Here too the May 30 draft SAA is silent on how the Trump administration intends to approach these six-year reviews. Congress should insist that either the implementing legislation or the SAA include a clear role for Congress in developing recommendations to be presented on behalf of the United States at the joint review sessions, and, as noted below, in determining whether to confirm continued U.S. participation in the UMSCA.
3. Decision to Invoke the Sixteen-Year Sunset Clause
Article 34.7(1) states that the USMCA shall terminate sixteen years after it enters into force unless each of the three parties affirmatively confirms its desire to continue the agreement for a new sixteen-year period. That confirmation must be made in writing at the six-year joint review meetings.
Congress should treat the decision to allow the USMCA to terminate at the end of the sixteen-year period the same as a notice of withdrawal. A decision not to confirm the United States’ continued participation in the USMCA ultimately has the same legal effect as withdrawal. It should be done only following a full process that includes input from all stakeholders and trade advisory committees, a USITC economic evaluation, and a vote of Congress.
The uncertainty created by the manner in which U.S. trade policy has been conducted over the past three years has led to numerous calls for Congress to reassert the power expressly given to it by the Constitution to establish tariffs and regulate foreign commerce.
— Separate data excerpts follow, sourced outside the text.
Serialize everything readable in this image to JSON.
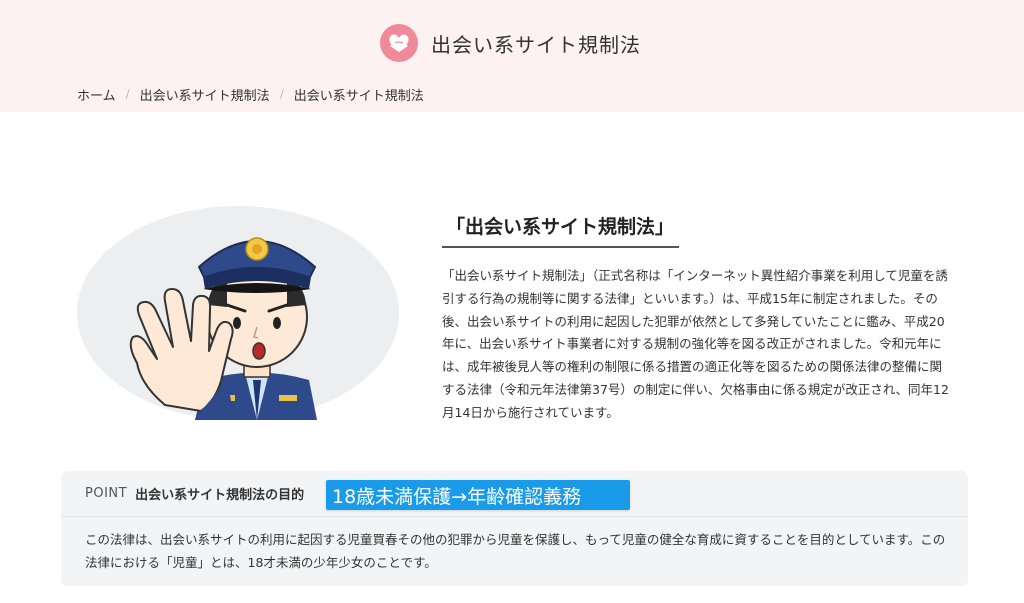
{
  "site": {
    "title": "出会い系サイト規制法",
    "logo_icon": "heart-hands-icon",
    "brand_color": "#f08a9b",
    "header_bg": "#fdf1f1"
  },
  "breadcrumb": [
    {
      "label": "ホーム"
    },
    {
      "label": "出会い系サイト規制法"
    },
    {
      "label": "出会い系サイト規制法"
    }
  ],
  "article": {
    "illustration": "police-officer-stop-gesture",
    "heading": "「出会い系サイト規制法」",
    "body": "「出会い系サイト規制法」（正式名称は「インターネット異性紹介事業を利用して児童を誘引する行為の規制等に関する法律」といいます。）は、平成15年に制定されました。その後、出会い系サイトの利用に起因した犯罪が依然として多発していたことに鑑み、平成20年に、出会い系サイト事業者に対する規制の強化等を図る改正がされました。令和元年には、成年被後見人等の権利の制限に係る措置の適正化等を図るための関係法律の整備に関する法律（令和元年法律第37号）の制定に伴い、欠格事由に係る規定が改正され、同年12月14日から施行されています。"
  },
  "point": {
    "tag": "POINT",
    "title": "出会い系サイト規制法の目的",
    "highlight": "18歳未満保護→年齢確認義務",
    "highlight_color": "#1a9bea",
    "body": "この法律は、出会い系サイトの利用に起因する児童買春その他の犯罪から児童を保護し、もって児童の健全な育成に資することを目的としています。この法律における「児童」とは、18才未満の少年少女のことです。"
  }
}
The problem has been the limited opportunities for Congress to do so. The USMCA presents just such a chance. On the essential issue of whether to enter into and whether to exit as important a trade agreement as the one with our two largest trading partners—Canada and Mexico—Congress should insist on playing a central role. It should make it clear that the president does not have the authority to act without the express authorization of Congress.